Dari situ, ia mencoba untuk mengulik dan meriset tentang proses padi, dari mulai memanen hingga penyajian. Penelusuran Gema pun sampai pada proses nutung anyaran di Kasepuhan Banten Kidul Ciptagelar.
“Saya ternyata menemukan ada proses nutung anyaran, dari mulai habis panen sampai menghidangkan nasi. Itu dilakukan oleh para ibu. Mengapa para ibu? Itulah yang ternyata yang menjaga, seperti Dewi Sri. Dewi Sri kan sosok yang menjaga seisi Bumi. Sama seperti simbol ibu yang menjaga keluarganya. Istilahnya sama seperti Dewi Sri, menjaga seisi Bumi,” lanjutnya.
Ia lalu mengontekskan dengan kehidupan para ibu. Jeng Sri adalah Dewi Sri, sebagai pertama, Dewi Padi. Di sisi lain, ia adalah Dewi Ibu yang menyuarakan suara para ibu.
Selain menjaga dan merawat keluarga, para ibu juga bekerja. Hingga pada akhirnya, ada yang terlupakan dan tidak terungkapkan hingga bisa berakibat pada kesehatan mental.
“Jadi akhirnya saya membuat sosok Jeng Sri ini sebagai tempat menyuarakan suara para ibu. Jadi Jeng Sri ini sahabat para ibu,” kata dia.
Berbincang tentang proses, karya itu tidak langsung lahir dari studio, tetapi ada proses partisipatif yang melibatkan para ibu. Gema menanyakan apa yang hendak dikatakan para ibu ketika bertemu dengan Jeng Sri sebagai jelmaan dari Dewi Sri. Hasil itulah yang kemudian dimasukkan dalam pentas sebagai vokal. Ada kata-kata saat pertunjukan yang berasal dari proses partisipatif para ibu seperti ‘saya capek tapi bahagia, saya harus mengorbankan hidup dan karier saya’.
“Jadi pengolahan bunyi dan kata di situ,” ucapnya.
Awalnya, ia hendak memisahkan peran Dewi Sri menjadi dua alur. Ia urung. Sebagai gantinya, ada dalam bagian pertunjukan musik ketika salah satu pemeran vokal memasak bubur. Gema memaknai bubur sebagai sesuatu yang lengket dan melekat. Seperti peran dewi padi dan dewi ibu yang tak terpisahkan, begitulah seorang ibu.
“Itu sudah melekat dalam kehidupan bahwa kita memang sudah harus mengayomi kehidupan baik sebagai Dewi Sri maupun kita sebagai ibu,” ujarnya.

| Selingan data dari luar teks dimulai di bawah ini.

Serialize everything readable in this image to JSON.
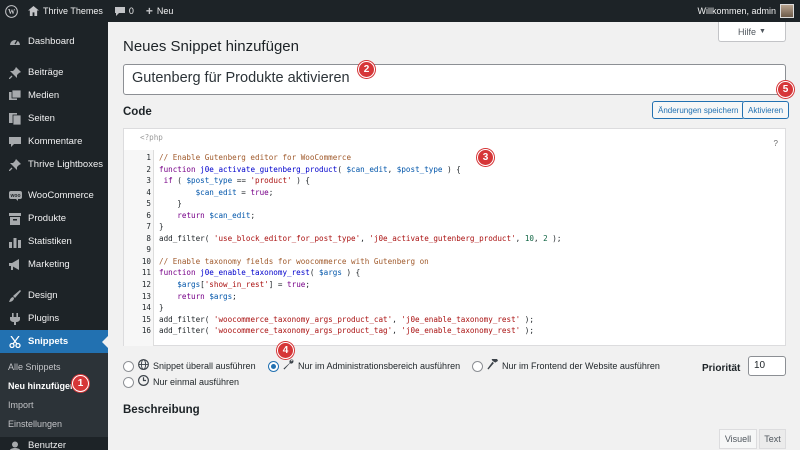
{
  "adminbar": {
    "site_name": "Thrive Themes",
    "comments_count": "0",
    "new_label": "Neu",
    "welcome": "Willkommen, admin"
  },
  "sidebar": {
    "items": [
      {
        "label": "Dashboard",
        "icon": "dashboard-icon"
      },
      {
        "label": "Beiträge",
        "icon": "pin-icon"
      },
      {
        "label": "Medien",
        "icon": "media-icon"
      },
      {
        "label": "Seiten",
        "icon": "page-icon"
      },
      {
        "label": "Kommentare",
        "icon": "comment-icon"
      },
      {
        "label": "Thrive Lightboxes",
        "icon": "thumbtack-icon"
      },
      {
        "label": "WooCommerce",
        "icon": "woo-icon"
      },
      {
        "label": "Produkte",
        "icon": "archive-icon"
      },
      {
        "label": "Statistiken",
        "icon": "bar-chart-icon"
      },
      {
        "label": "Marketing",
        "icon": "megaphone-icon"
      },
      {
        "label": "Design",
        "icon": "brush-icon"
      },
      {
        "label": "Plugins",
        "icon": "plug-icon"
      },
      {
        "label": "Snippets",
        "icon": "scissors-icon"
      }
    ],
    "submenu": [
      "Alle Snippets",
      "Neu hinzufügen",
      "Import",
      "Einstellungen"
    ],
    "cut_item": "Benutzer"
  },
  "main": {
    "help": "Hilfe",
    "title": "Neues Snippet hinzufügen",
    "snippet_name": "Gutenberg für Produkte aktivieren",
    "code_label": "Code",
    "save_btn": "Änderungen speichern",
    "activate_btn": "Aktivieren",
    "php_open": "<?php",
    "help_q": "?",
    "code_lines": [
      {
        "n": "1",
        "t": "// Enable Gutenberg editor for WooCommerce"
      },
      {
        "n": "2",
        "t": "function j0e_activate_gutenberg_product( $can_edit, $post_type ) {"
      },
      {
        "n": "3",
        "t": " if ( $post_type == 'product' ) {"
      },
      {
        "n": "4",
        "t": "        $can_edit = true;"
      },
      {
        "n": "5",
        "t": "    }"
      },
      {
        "n": "6",
        "t": "    return $can_edit;"
      },
      {
        "n": "7",
        "t": "}"
      },
      {
        "n": "8",
        "t": "add_filter( 'use_block_editor_for_post_type', 'j0e_activate_gutenberg_product', 10, 2 );"
      },
      {
        "n": "9",
        "t": ""
      },
      {
        "n": "10",
        "t": "// Enable taxonomy fields for woocommerce with Gutenberg on"
      },
      {
        "n": "11",
        "t": "function j0e_enable_taxonomy_rest( $args ) {"
      },
      {
        "n": "12",
        "t": "    $args['show_in_rest'] = true;"
      },
      {
        "n": "13",
        "t": "    return $args;"
      },
      {
        "n": "14",
        "t": "}"
      },
      {
        "n": "15",
        "t": "add_filter( 'woocommerce_taxonomy_args_product_cat', 'j0e_enable_taxonomy_rest' );"
      },
      {
        "n": "16",
        "t": "add_filter( 'woocommerce_taxonomy_args_product_tag', 'j0e_enable_taxonomy_rest' );"
      }
    ],
    "scope": {
      "everywhere": "Snippet überall ausführen",
      "admin": "Nur im Administrationsbereich ausführen",
      "frontend": "Nur im Frontend der Website ausführen",
      "once": "Nur einmal ausführen"
    },
    "priority_label": "Priorität",
    "priority_value": "10",
    "description_label": "Beschreibung",
    "tab_visual": "Visuell",
    "tab_text": "Text"
  },
  "badges": [
    "1",
    "2",
    "3",
    "4",
    "5"
  ],
  "colors": {
    "accent": "#2271b1",
    "sidebar": "#1d2327",
    "badge": "#d63638"
  }
}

Karya Gema memuat pesan betapa menjadi ibu tidak gampang. Perlu ada dukungan dari yang terdekat. Di sisi lain, jika para ibu memang perlu berkeluh kesah dan bercurah hati, lakukanlah.
“Secara konteks, menyuarakan suara-suara para ibu. Jadi dipersembahkan untuk para ibu, bahwa kita dalam merasakan sesuatu, keluh kesah apapun, kita harus mengungkapkan ke orang lain. Women supporting women,” pungkas ibu dari dua batita itu. (M-2)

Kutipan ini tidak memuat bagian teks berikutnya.